Explanatory Notes

Capital Allowances Act 2001

2001 CHAPTER 2

22nd March 2001

Commentary on Sections

Glossary

Part 3: Industrial buildings allowances
Chapter 6: Writing-down allowances
Overview

1052.This Chapter provides writing-down allowances. It deals with who is entitled to writing-down allowances and how they are calculated. Writing-down allowances are made for qualifying enterprise zone expenditure and other qualifying expenditure.

1053.Section 309 gives entitlement to a writing-down allowance to the person entitled to the relevant interest at the end of the chargeable period provided the building is at that time an industrial building.

1054.Section 310 gives the basic rule for calculating the amount of a writing-down allowance:

1055.Section 311 provides the writing-down allowance due to the purchaser of the relevant interest in an industrial building. The allowance is calculated to write off the residue of the qualifying expenditure after the sale over the remainder of the period of 25 years from the first use of the building. Section 313 defines “the residue of qualifying expenditure”. It is the amount of qualifying expenditure not yet written off (see Chapter 8).

1056.Section 312 limits the amount of writing-down allowance which can be made for a chargeable period to the residue of expenditure.

Section 309: Entitlement to writing-down allowance

1057.This section is based on section 3(1) of CAA 1990. It sets out the conditions for a writing-down allowance.

1058.There is a minor change. Subsection (2) permits a person who is entitled to a writing-down allowance to claim any amount which is less than the amount due. See Change 38 in Annex 1.

Section 310: Basic rule for calculating amount of allowance

1059.This section is based on section 3(2) and section 6(2) of CAA 1990. It provides the basic rule for the amount of a writing-down allowance.

Section 311: Calculation of amount after sale of relevant interest

1060.This section is based on parts of section 3(2B) and (3) of CAA 1990. It provides the amount of a writing-down allowance after the sale of the relevant interest in a building which is or has been an industrial building. It can also apply after an additional VAT liability or rebate.

1061.The starting point for the calculation is “the residue of qualifying expenditure”. This is defined in section 313 by reference to Chapter 8. The writing-down allowance is then calculated as a fraction of the residue of qualifying expenditure. That fraction is the length of a chargeable period divided by the balance, after the date of the relevant event, of the 25-year period which began when the building was first used. The effect of this is to write off the residue over the remainder of the 25-year period.

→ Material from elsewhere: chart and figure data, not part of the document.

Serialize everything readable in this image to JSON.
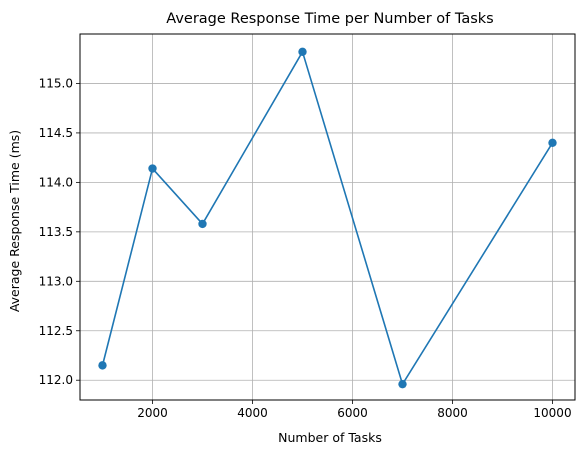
{
  "chart_data": {
    "type": "line",
    "title": "Average Response Time per Number of Tasks",
    "xlabel": "Number of Tasks",
    "ylabel": "Average Response Time (ms)",
    "xlim": [
      550,
      10450
    ],
    "ylim": [
      111.8,
      115.5
    ],
    "x_ticks": [
      2000,
      4000,
      6000,
      8000,
      10000
    ],
    "x_tick_labels": [
      "2000",
      "4000",
      "6000",
      "8000",
      "10000"
    ],
    "y_ticks": [
      112.0,
      112.5,
      113.0,
      113.5,
      114.0,
      114.5,
      115.0
    ],
    "y_tick_labels": [
      "112.0",
      "112.5",
      "113.0",
      "113.5",
      "114.0",
      "114.5",
      "115.0"
    ],
    "grid": true,
    "legend": "none",
    "series": [
      {
        "color": "#1f77b4",
        "marker": "circle",
        "x": [
          1000,
          2000,
          3000,
          5000,
          7000,
          10000
        ],
        "y": [
          112.15,
          114.14,
          113.58,
          115.32,
          111.96,
          114.4
        ]
      }
    ]
  }
}
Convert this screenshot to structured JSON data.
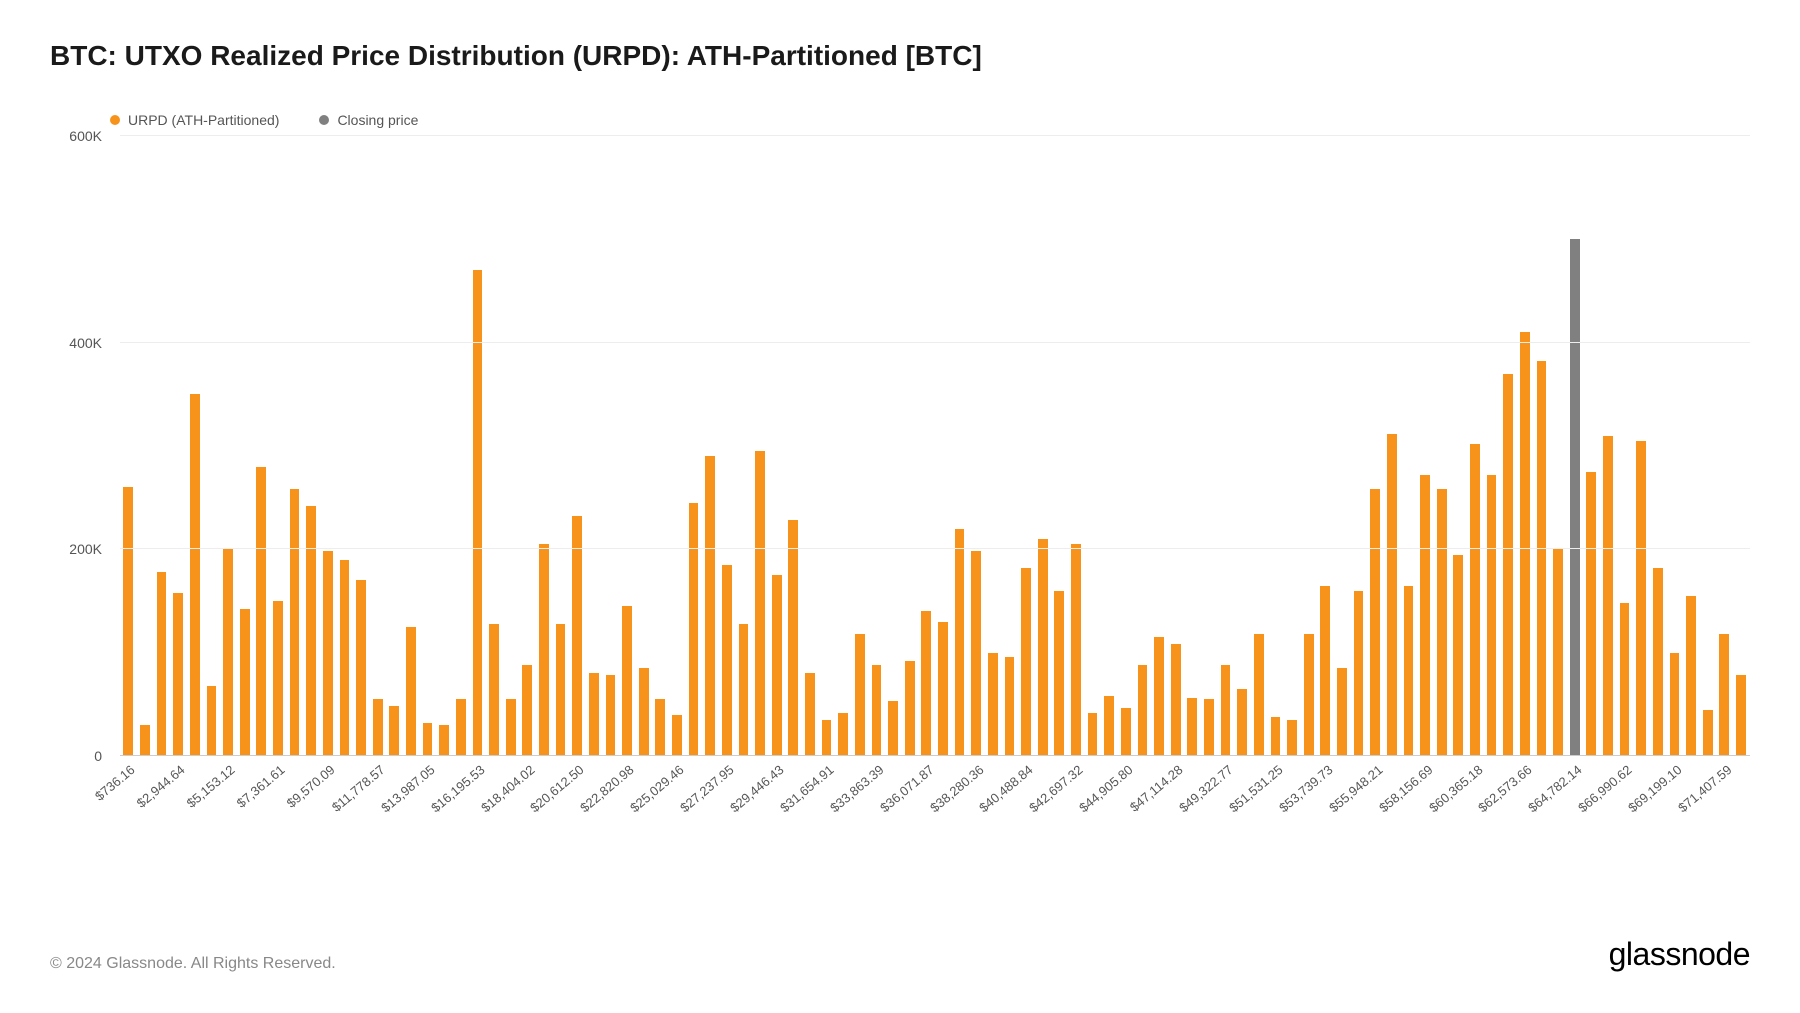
{
  "title": "BTC: UTXO Realized Price Distribution (URPD): ATH-Partitioned [BTC]",
  "legend": [
    {
      "label": "URPD (ATH-Partitioned)",
      "color": "#f7931a"
    },
    {
      "label": "Closing price",
      "color": "#808080"
    }
  ],
  "chart": {
    "type": "bar",
    "y": {
      "max": 600000,
      "ticks": [
        {
          "value": 0,
          "label": "0"
        },
        {
          "value": 200000,
          "label": "200K"
        },
        {
          "value": 400000,
          "label": "400K"
        },
        {
          "value": 600000,
          "label": "600K"
        }
      ]
    },
    "bar_color": "#f7931a",
    "closing_bar_color": "#808080",
    "grid_color": "#ededed",
    "baseline_color": "#cccccc",
    "background": "#ffffff",
    "x_labels": [
      "$736.16",
      "$2,944.64",
      "$5,153.12",
      "$7,361.61",
      "$9,570.09",
      "$11,778.57",
      "$13,987.05",
      "$16,195.53",
      "$18,404.02",
      "$20,612.50",
      "$22,820.98",
      "$25,029.46",
      "$27,237.95",
      "$29,446.43",
      "$31,654.91",
      "$33,863.39",
      "$36,071.87",
      "$38,280.36",
      "$40,488.84",
      "$42,697.32",
      "$44,905.80",
      "$47,114.28",
      "$49,322.77",
      "$51,531.25",
      "$53,739.73",
      "$55,948.21",
      "$58,156.69",
      "$60,365.18",
      "$62,573.66",
      "$64,782.14",
      "$66,990.62",
      "$69,199.10",
      "$71,407.59"
    ],
    "values": [
      260000,
      30000,
      178000,
      158000,
      350000,
      68000,
      200000,
      142000,
      280000,
      150000,
      258000,
      242000,
      198000,
      190000,
      170000,
      55000,
      48000,
      125000,
      32000,
      30000,
      55000,
      470000,
      128000,
      55000,
      88000,
      205000,
      128000,
      232000,
      80000,
      78000,
      145000,
      85000,
      55000,
      40000,
      245000,
      290000,
      185000,
      128000,
      295000,
      175000,
      228000,
      80000,
      35000,
      42000,
      118000,
      88000,
      53000,
      92000,
      140000,
      130000,
      220000,
      198000,
      100000,
      96000,
      182000,
      210000,
      160000,
      205000,
      42000,
      58000,
      46000,
      88000,
      115000,
      108000,
      56000,
      55000,
      88000,
      65000,
      118000,
      38000,
      35000,
      118000,
      165000,
      85000,
      160000,
      258000,
      312000,
      165000,
      272000,
      258000,
      195000,
      302000,
      272000,
      370000,
      410000,
      382000,
      200000,
      500000,
      275000,
      310000,
      148000,
      305000,
      182000,
      100000,
      155000,
      45000,
      118000,
      78000
    ],
    "closing_price_index": 87
  },
  "footer": {
    "copyright": "© 2024 Glassnode. All Rights Reserved.",
    "brand": "glassnode"
  }
}
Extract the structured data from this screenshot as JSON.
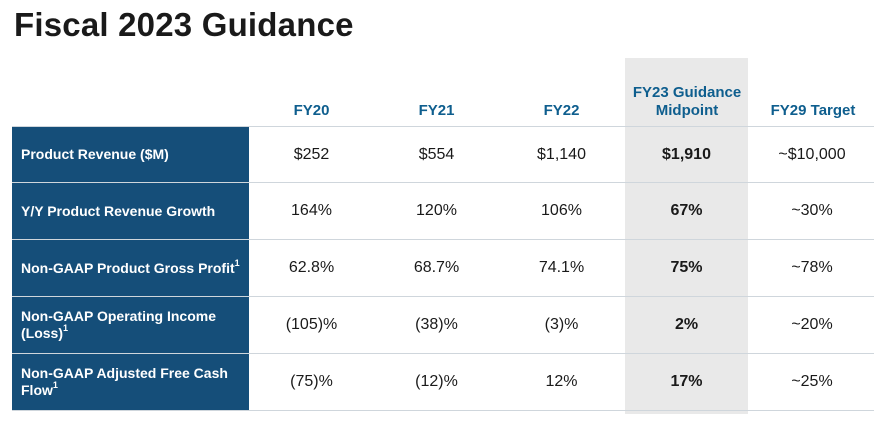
{
  "title": "Fiscal 2023 Guidance",
  "colors": {
    "label_bg": "#154e79",
    "header_text": "#0e5e8e",
    "midpoint_bg": "#e9e9e9"
  },
  "columns": [
    "FY20",
    "FY21",
    "FY22",
    "FY23 Guidance Midpoint",
    "FY29 Target"
  ],
  "rows": [
    {
      "label": "Product Revenue ($M)",
      "footnote": "",
      "values": [
        "$252",
        "$554",
        "$1,140",
        "$1,910",
        "~$10,000"
      ]
    },
    {
      "label": "Y/Y Product Revenue Growth",
      "footnote": "",
      "values": [
        "164%",
        "120%",
        "106%",
        "67%",
        "~30%"
      ]
    },
    {
      "label": "Non-GAAP Product Gross Profit",
      "footnote": "1",
      "values": [
        "62.8%",
        "68.7%",
        "74.1%",
        "75%",
        "~78%"
      ]
    },
    {
      "label": "Non-GAAP Operating Income (Loss)",
      "footnote": "1",
      "values": [
        "(105)%",
        "(38)%",
        "(3)%",
        "2%",
        "~20%"
      ]
    },
    {
      "label": "Non-GAAP Adjusted Free Cash Flow",
      "footnote": "1",
      "values": [
        "(75)%",
        "(12)%",
        "12%",
        "17%",
        "~25%"
      ]
    }
  ]
}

Section 312: Allowance limited to residue of qualifying expenditure

1062.This section is based on section 3(4) of CAA 1990. It caps the amount of writing-down allowance for a chargeable period which may be given. This makes sure that allowances do not exceed the qualifying expenditure.

Section 313: Meaning of “the residue of qualifying expenditure”

1063.This section is based on part of section 8(1) of CAA 1990. It defines “the residue of qualifying expenditure” as the amount of qualifying expenditure which has not been written off in accordance with Chapter 8.